The contracts of insurance including the contract of life assurance are contracts uberrima fides and every fact of material ( sic material fact) must be disclosed, otherwise, there is good ground for rescission of the contract. The duty to disclose material facts continues right up to the conclusion of the contract and also implies any material alteration in the character of the risk which may take place between the proposal and its acceptance. If there are any misstatements or suppression of material facts, the policy can be called into question. For determination of the question whether there has been suppression of any material facts it may be necessary to also examine whether the suppression relates to a fact which is in the exclusive knowledge of the person intending to take the policy and it could not be ascertained by reasonable enquiry by a prudent person. It has not been shown in this case that repudiation of the contract of insurance was not done by the respondent with extreme care and caution or was otherwise invalid in law.

The Division Bench of the High Court has taken all the aspects of the matter in consideration and, in our opinion arrived at a just decision.

22. Strong reliance has been placed by the learned counsel for the appellants on Allianz Und Stuttgarter Life Insurance Bank Ltd. v. Hemanta Kumar Das [AIR 1938 CAL 641] wherein in regard to some purported statements made by the proposor in regard to his age was not found to be material as would appear from the following :

It is to be borne in mind that this was an insurance by a man who admittedly was, at any rate, at the age of over forty-five years. He himself stated that he was fifty four.

Therefore, the transaction came within the category of those proposals which require at the outset the furnishing by the proponents of proof of their age. Noot Behari Das was required to furnish proof of his age. He produced a horoscope. The horoscope was accepted by the company as being sufficient. Therefore, we may take that the company issued the policy upon the footing that they were insuring the life of a man whose age was fifty four. This is not a case where the proposer says that his age was fifty four and the Company merely accepted that statement at its face value and proceeded to issue a policy on that footing and subsequently, either shortly afterwards or a long time afterwards, admitted the age as stated in the policy in accordance with the provisions of Cl.9(2) thereof. This was a case where the whole transaction from the very beginning proceeded upon the basis that the company had satisfied themselves that the proposer was of the age of fifty four and then issued the policy accordingly. In my view therefore the admission contained in the endorsement at page 3 of the policy is of such a character that the defendants when the policy matured could not be heard to say that the age of the insured was anything different from what he himself had stated it to be in February 1934. It is not necessary that one should apply in terms of the principle of estoppel, because that is merely a rule of evidence. In my view, this matter goes far deeper than that. The question of the age of the deceased was a definite and determining factor in the transaction from the very outset.

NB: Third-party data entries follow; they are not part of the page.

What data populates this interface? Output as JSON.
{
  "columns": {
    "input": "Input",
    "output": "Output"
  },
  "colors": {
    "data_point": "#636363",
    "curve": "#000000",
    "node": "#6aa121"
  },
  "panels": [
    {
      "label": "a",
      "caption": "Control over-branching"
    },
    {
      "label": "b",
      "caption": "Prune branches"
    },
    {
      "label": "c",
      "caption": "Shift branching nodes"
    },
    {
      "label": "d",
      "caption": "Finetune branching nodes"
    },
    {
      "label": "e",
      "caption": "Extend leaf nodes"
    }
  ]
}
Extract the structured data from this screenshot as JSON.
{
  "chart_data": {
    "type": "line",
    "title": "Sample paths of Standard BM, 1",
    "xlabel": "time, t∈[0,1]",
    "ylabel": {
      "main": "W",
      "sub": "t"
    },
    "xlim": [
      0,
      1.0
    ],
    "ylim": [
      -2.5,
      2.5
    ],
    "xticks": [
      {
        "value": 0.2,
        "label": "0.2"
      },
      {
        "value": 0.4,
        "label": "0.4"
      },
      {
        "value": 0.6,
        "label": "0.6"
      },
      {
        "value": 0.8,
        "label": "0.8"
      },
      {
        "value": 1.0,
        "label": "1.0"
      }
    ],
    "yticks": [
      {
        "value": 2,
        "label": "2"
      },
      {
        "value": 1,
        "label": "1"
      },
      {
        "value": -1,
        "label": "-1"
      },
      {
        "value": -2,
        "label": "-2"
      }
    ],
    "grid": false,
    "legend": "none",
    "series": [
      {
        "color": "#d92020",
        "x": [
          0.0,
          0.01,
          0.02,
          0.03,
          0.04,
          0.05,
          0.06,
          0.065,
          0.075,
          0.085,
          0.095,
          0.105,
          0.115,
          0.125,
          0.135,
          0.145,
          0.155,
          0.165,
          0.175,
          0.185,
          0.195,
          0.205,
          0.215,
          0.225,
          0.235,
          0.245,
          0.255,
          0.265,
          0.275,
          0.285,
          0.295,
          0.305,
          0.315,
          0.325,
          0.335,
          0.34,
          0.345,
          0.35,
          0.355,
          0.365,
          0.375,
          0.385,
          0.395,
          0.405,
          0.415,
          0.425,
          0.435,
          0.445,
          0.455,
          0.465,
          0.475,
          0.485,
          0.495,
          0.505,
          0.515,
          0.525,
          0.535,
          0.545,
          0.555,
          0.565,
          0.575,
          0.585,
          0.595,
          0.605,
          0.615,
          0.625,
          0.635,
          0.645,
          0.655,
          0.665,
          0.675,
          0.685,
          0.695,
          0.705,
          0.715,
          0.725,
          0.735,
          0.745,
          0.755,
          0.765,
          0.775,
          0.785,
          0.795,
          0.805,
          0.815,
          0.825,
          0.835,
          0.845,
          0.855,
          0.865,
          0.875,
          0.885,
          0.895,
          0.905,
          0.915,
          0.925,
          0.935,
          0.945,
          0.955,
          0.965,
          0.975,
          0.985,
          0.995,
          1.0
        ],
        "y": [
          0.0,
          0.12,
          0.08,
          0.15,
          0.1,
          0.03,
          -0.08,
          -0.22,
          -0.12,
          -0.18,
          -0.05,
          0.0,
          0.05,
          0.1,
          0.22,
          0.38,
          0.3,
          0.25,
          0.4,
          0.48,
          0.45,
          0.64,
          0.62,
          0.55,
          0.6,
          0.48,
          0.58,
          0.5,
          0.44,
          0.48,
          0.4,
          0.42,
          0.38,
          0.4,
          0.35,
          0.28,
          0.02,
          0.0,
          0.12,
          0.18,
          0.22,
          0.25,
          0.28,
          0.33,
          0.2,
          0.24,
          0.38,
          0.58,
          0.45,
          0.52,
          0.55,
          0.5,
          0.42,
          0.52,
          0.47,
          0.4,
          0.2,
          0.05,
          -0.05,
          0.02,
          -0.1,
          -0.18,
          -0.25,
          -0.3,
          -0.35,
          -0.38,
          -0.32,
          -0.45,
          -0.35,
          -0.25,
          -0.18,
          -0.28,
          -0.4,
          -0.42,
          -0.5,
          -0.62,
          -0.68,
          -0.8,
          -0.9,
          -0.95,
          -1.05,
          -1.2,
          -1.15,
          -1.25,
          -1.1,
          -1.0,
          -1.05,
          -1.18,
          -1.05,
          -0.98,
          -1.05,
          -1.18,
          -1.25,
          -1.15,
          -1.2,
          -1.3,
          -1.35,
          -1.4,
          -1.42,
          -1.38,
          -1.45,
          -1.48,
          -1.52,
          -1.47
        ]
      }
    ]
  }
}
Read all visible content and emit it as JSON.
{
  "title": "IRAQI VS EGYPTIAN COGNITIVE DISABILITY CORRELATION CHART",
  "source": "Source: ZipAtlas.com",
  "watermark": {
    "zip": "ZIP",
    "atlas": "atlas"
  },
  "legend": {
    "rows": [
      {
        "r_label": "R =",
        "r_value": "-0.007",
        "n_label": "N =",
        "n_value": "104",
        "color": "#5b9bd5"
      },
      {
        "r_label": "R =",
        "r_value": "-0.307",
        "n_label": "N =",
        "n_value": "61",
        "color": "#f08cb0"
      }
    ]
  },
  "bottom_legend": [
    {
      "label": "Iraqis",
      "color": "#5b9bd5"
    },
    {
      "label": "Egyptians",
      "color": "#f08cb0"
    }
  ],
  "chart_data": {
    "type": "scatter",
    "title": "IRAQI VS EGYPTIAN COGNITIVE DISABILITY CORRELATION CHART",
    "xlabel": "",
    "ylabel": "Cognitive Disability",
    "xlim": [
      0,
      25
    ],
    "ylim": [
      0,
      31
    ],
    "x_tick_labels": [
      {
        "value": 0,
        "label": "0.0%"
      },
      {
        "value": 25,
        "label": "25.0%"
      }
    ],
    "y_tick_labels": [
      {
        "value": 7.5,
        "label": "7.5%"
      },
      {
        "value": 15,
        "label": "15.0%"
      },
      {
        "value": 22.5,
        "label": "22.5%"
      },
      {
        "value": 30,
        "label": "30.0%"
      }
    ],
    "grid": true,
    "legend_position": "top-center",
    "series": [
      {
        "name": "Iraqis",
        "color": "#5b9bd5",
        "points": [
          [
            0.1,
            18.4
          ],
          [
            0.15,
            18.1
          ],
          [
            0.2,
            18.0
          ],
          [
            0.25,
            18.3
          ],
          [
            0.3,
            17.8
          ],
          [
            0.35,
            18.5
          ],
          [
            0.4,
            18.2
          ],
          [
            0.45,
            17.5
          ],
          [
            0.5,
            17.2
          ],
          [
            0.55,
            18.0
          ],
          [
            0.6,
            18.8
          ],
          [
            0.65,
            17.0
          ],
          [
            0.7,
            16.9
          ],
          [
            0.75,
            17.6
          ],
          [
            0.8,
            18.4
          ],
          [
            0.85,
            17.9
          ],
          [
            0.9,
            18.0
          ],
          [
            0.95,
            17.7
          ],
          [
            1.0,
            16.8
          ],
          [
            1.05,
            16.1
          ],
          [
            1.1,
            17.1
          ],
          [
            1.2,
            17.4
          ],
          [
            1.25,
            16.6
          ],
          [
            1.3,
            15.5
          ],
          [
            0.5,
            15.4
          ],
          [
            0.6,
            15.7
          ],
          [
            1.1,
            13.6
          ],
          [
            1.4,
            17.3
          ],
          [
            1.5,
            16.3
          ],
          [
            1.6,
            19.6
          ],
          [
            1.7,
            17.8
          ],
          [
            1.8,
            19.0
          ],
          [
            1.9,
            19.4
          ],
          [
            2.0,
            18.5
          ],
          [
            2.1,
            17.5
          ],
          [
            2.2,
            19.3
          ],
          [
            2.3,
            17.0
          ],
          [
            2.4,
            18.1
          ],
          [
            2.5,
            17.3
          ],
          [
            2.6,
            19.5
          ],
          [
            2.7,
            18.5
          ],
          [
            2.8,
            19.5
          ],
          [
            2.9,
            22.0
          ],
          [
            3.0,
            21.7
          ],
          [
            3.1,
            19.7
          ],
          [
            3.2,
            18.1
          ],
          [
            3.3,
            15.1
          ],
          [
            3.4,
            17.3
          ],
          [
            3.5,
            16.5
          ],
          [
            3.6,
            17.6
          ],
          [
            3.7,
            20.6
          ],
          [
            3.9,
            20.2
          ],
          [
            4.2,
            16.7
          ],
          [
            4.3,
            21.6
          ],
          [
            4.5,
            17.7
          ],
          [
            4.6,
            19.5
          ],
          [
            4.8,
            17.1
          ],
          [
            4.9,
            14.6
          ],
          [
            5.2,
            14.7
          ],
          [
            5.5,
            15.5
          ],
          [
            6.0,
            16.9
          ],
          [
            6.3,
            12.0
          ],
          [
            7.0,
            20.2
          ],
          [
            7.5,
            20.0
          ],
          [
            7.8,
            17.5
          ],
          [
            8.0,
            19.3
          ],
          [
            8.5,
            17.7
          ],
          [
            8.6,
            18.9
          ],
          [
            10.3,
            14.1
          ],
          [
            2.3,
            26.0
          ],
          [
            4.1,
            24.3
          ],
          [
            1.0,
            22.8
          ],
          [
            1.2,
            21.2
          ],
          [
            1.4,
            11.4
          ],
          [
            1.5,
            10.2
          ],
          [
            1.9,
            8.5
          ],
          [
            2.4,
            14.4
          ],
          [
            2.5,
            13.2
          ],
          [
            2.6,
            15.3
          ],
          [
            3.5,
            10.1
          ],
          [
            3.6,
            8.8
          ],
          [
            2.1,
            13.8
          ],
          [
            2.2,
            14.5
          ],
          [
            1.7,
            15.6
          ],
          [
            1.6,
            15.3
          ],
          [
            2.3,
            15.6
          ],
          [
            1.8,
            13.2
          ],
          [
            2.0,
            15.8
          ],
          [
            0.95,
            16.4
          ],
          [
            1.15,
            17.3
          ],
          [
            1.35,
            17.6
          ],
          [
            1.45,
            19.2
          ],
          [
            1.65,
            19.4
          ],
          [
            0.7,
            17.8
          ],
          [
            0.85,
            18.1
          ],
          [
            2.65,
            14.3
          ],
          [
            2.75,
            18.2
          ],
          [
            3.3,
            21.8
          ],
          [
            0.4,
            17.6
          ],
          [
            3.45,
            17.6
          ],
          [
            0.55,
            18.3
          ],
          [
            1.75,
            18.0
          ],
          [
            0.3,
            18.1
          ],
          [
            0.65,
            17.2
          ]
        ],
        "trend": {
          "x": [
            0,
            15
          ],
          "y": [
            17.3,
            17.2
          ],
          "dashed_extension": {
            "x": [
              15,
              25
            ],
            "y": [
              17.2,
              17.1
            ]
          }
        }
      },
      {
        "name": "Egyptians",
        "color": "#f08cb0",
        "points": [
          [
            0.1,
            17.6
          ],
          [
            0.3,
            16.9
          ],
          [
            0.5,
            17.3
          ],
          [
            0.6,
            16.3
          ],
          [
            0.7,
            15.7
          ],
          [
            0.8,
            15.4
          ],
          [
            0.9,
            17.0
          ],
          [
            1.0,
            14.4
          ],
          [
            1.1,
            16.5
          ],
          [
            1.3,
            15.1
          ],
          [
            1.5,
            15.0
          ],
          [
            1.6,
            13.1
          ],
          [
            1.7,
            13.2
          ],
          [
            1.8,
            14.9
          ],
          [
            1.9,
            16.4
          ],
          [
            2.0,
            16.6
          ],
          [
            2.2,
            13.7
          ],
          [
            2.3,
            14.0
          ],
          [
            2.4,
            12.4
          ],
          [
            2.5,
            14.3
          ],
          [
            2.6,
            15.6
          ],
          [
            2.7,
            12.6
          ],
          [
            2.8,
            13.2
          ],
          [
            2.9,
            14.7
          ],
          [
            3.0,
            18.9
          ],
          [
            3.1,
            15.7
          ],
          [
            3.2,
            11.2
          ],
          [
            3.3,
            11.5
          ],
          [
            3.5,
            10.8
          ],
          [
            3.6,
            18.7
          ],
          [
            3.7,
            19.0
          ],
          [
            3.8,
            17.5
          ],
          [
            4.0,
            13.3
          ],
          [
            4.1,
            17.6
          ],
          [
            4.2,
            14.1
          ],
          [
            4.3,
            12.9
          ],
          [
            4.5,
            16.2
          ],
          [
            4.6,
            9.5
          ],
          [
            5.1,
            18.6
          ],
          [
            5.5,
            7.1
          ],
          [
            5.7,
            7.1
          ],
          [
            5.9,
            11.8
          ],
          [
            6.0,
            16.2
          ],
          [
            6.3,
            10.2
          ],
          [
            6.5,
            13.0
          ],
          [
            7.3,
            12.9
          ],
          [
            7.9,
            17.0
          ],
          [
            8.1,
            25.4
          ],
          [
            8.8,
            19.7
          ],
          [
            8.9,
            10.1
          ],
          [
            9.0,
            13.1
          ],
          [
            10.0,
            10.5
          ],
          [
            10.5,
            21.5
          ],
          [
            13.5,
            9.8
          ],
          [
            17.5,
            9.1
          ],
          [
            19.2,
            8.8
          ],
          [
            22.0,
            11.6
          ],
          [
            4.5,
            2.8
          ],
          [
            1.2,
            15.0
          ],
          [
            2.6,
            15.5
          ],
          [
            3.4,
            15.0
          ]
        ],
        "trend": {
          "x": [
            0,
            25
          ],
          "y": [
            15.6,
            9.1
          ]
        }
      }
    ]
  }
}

23. It is not a case where the company had further enquired into the matter in regard to the question as to whether the proposor was operated upon or not.

24. In Ratan Lal & Anr. v. Metropolitan Insurance Co. Ltd. [AIR 1959 PAT 413], a distinction was made between as to what is material and what is not material. In regard to the disclosure of facts in that case itself, it was opined :

The well-settled law in the field of insurance is that contracts of insurance including the contracts of life assurance are contracts uberrima fides and every fact of materiality must be disclosed otherwise there is good ground for rescission. And this duty to disclose continues up to the conclusion of the contract and covers any material alteration in the character of the risk which may take place between proposal and acceptance.

25. Ratio of the said decision, therefore, instead of assisting the case of appellants, runs counter to his contention.

26. Keeping in view the facts and circumstances of the case, we are of the opinion that no case has been made out for our interference with the impugned judgment. The appeal fails and is accordingly dismissed. No costs.